Women Editing Modernism: “Little” Magazines and Literary History acknowledges the work of women in the Modernist literary movement and the critical underexamination of their labor. Citing many female contributors and the “little” magazines they worked on, Marek gives credit to these women as being guiding hands in pushing key authors of this period, like Ezra Pound. This novel restores women’s editorial effort in literary history and challenges narratives of these women as “only” editors and not influential contributors to the movement, creativity, and history. In relation to my work, this source confirms the marginalization of women even in periodical culture due to gendered separations rather than effort. This reinforces my work to establish women as characteristic to the publications they work on in adding to what is culturally recognized as legitimate scholarship 

Rawle, Graham. Woman’s World : A Novel. First Counterpoint edition., Counterpoint, 2008.

Woman’s World is a mixed media novel as Rawle took 40,000 fragmented words sourced from women’s magazines to create a narrative which reflects on the female experience of fragmentation and how society views women. This work is a powerful piece as it legitimizes women magazines as the novel is constructed by such material and the subject of the novel, Norma, compares her life to these magazines that are said to be made for her. Woman’s World exemplifies why multimodal work by women deserves space within the canon as a form or scholarship that pushes creativity and women’s stories to combat the rigidity of genres that consequently marginalize.

Senchyne, Jonathan.
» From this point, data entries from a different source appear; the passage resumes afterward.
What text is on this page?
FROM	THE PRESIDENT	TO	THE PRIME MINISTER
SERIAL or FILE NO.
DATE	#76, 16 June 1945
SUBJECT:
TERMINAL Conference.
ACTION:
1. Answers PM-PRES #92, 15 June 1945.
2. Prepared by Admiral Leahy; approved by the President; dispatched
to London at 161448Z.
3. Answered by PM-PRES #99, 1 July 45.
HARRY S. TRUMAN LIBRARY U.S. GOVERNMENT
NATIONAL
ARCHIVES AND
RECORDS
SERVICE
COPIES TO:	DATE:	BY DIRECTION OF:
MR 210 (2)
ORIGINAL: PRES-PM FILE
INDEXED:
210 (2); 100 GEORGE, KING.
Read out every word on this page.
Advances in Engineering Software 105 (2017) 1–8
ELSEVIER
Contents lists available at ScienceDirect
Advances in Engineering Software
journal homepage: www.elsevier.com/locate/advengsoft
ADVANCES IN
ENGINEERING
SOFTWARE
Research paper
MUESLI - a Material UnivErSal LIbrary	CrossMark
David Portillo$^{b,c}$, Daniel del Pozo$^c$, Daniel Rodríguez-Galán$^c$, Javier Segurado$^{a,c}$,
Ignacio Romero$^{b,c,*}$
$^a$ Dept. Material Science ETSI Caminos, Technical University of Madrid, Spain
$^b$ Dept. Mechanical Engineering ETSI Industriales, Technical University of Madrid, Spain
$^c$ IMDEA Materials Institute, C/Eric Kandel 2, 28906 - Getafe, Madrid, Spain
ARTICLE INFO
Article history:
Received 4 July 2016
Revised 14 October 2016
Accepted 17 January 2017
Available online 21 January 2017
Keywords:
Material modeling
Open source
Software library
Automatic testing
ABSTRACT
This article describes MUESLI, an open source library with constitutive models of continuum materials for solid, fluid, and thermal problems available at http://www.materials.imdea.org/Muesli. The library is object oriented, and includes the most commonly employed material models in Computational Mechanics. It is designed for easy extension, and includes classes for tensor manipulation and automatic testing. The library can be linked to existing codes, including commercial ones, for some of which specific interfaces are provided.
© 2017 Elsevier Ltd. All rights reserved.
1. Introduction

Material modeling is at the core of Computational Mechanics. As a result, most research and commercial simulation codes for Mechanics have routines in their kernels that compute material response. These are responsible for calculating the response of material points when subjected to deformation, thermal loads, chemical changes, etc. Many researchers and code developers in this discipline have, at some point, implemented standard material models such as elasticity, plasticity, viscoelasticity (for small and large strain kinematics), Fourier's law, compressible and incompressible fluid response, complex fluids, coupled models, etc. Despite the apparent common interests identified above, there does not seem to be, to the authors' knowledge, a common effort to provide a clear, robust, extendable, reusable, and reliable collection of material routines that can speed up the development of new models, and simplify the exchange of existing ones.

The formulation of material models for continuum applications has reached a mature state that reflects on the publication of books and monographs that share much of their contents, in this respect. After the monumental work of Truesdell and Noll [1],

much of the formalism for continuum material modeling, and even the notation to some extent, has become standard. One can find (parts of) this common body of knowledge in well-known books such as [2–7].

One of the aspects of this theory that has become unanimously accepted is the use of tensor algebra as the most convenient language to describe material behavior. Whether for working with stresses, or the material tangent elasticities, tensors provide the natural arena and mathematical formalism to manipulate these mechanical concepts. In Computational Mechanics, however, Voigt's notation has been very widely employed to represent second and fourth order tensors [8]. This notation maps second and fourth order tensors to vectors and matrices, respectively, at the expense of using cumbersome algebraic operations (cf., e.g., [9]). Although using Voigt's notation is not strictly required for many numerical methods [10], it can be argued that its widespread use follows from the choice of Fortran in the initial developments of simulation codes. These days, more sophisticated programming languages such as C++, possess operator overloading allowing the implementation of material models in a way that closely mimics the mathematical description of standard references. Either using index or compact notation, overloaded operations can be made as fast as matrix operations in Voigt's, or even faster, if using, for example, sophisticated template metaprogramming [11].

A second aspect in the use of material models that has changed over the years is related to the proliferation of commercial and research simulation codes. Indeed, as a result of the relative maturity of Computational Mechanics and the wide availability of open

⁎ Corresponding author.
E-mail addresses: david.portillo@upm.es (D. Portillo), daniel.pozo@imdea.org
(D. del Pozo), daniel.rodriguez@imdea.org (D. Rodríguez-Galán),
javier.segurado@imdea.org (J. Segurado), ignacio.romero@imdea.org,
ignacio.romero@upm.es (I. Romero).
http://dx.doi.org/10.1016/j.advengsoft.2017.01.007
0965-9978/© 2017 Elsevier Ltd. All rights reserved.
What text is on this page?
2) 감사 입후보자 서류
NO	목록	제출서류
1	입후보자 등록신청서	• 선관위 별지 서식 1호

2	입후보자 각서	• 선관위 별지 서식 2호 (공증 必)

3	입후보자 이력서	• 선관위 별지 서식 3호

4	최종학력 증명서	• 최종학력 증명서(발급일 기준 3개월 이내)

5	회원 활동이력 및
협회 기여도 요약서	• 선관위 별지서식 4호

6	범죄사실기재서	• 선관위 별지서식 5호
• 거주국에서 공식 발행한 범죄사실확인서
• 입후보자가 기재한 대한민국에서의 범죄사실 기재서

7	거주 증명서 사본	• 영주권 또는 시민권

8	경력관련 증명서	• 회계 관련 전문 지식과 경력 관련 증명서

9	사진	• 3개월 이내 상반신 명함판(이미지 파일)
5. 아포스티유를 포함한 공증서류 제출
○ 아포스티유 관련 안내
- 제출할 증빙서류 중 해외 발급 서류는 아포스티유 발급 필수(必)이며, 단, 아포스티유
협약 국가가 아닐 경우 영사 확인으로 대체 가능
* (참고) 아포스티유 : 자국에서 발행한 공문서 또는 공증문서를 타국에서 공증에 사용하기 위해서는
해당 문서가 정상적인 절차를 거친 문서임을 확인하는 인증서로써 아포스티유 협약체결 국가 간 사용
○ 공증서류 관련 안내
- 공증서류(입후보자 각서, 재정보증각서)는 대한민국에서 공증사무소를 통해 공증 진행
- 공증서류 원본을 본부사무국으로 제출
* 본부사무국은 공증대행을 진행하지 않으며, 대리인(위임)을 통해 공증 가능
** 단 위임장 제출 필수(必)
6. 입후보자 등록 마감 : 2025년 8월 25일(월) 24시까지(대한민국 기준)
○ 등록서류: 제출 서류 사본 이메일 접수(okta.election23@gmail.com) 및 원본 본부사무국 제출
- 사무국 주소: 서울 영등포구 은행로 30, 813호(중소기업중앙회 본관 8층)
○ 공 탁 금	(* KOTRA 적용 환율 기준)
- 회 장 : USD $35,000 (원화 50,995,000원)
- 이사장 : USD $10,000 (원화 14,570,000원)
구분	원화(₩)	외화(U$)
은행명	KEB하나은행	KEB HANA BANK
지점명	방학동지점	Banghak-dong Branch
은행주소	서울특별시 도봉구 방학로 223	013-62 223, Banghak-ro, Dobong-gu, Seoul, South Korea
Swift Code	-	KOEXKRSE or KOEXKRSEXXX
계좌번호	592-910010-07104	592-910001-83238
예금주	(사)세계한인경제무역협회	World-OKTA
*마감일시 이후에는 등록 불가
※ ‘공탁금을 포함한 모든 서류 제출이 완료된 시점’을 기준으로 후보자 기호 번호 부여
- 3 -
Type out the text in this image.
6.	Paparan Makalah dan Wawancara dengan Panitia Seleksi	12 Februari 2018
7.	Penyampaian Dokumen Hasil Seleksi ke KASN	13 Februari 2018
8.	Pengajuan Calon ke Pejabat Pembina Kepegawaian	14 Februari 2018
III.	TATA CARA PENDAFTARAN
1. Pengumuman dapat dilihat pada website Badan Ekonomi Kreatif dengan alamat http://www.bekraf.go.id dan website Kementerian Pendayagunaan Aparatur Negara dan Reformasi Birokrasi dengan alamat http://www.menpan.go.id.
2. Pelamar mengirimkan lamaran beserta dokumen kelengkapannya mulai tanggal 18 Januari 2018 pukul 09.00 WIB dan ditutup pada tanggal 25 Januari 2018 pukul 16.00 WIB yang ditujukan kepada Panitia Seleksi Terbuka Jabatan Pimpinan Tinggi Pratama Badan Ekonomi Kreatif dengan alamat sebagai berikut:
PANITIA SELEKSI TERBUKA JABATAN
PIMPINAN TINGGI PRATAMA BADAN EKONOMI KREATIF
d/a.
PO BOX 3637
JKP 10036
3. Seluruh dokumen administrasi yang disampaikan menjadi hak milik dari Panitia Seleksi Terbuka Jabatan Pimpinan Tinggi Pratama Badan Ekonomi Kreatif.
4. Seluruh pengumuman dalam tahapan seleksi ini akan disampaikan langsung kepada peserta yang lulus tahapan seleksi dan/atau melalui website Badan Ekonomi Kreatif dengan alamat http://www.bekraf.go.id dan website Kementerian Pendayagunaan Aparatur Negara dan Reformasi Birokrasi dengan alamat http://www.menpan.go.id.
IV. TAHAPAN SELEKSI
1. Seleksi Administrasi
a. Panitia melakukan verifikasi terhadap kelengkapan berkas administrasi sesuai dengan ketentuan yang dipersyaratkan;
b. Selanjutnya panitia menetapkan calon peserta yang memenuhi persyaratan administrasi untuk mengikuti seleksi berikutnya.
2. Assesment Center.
The Intimacy of Paper in Early and Nineteenth-Century American Literature. University of Massachusetts Press, 2020.

Senchyne’s novel is the piece that inspired my research as I was interested in how women in the home produced writing. In his book, Senchyne looks at the earliest form of paper production and what materials groups who did not have access to paper would use to write. In relation to women, textile workers would weave cloth and housewives would save rags. This archival evidence contains work by many lesser-known figures, many of which were women, and sets forth a new perspective on literary periodization founded on materiality. In this look of paper, the page is seen as political in its relation to gender, labor, and race access.

One thought on “Final Project Proposal

  1. Avery: Great start!
    First, and very importantly—“novel” is a genre of fiction and does not describe all books, certainly not scholarly books.

    Now, to the content of your proposal: I think you have the beginning stages of a research question, but this is still way too broad and needs a lot more research so that you can, then, start narrowing to focus for a short essay. Are you interested in doing a deep dive into Ms. Magazine or into a modernist journal and show how it is edited by women; then bring in feminist scholarship to describe how this exemplary project tells us more about the longer history of women involved in editorial literary circles? OR, are you interested in scrapbooking as an aesthetic and literary genre that has been misaligned in literary history? These are two very different projects and will draw from different scholarly sources. Either is fine, but I think you need to pick which one you’re most interested in and then pursue… and, as your bibliography suggests already, there are different scholarly sources for each of these questions.

    In terms of your thesis, “the historic roots” of undervaluing women women’s labor are long and deep, and cannot be addressed in a single essay or a single book. But you can gesture towards these longer roots by close reading and doing historical analysis of a single literary artifact or genre– again, which example are you most interested in? Answering that question will begin the narrowing process and help us further narrow your bibliography.

    Think a bit more about what you most want to research and then send me a revised thesis draft. Good start here!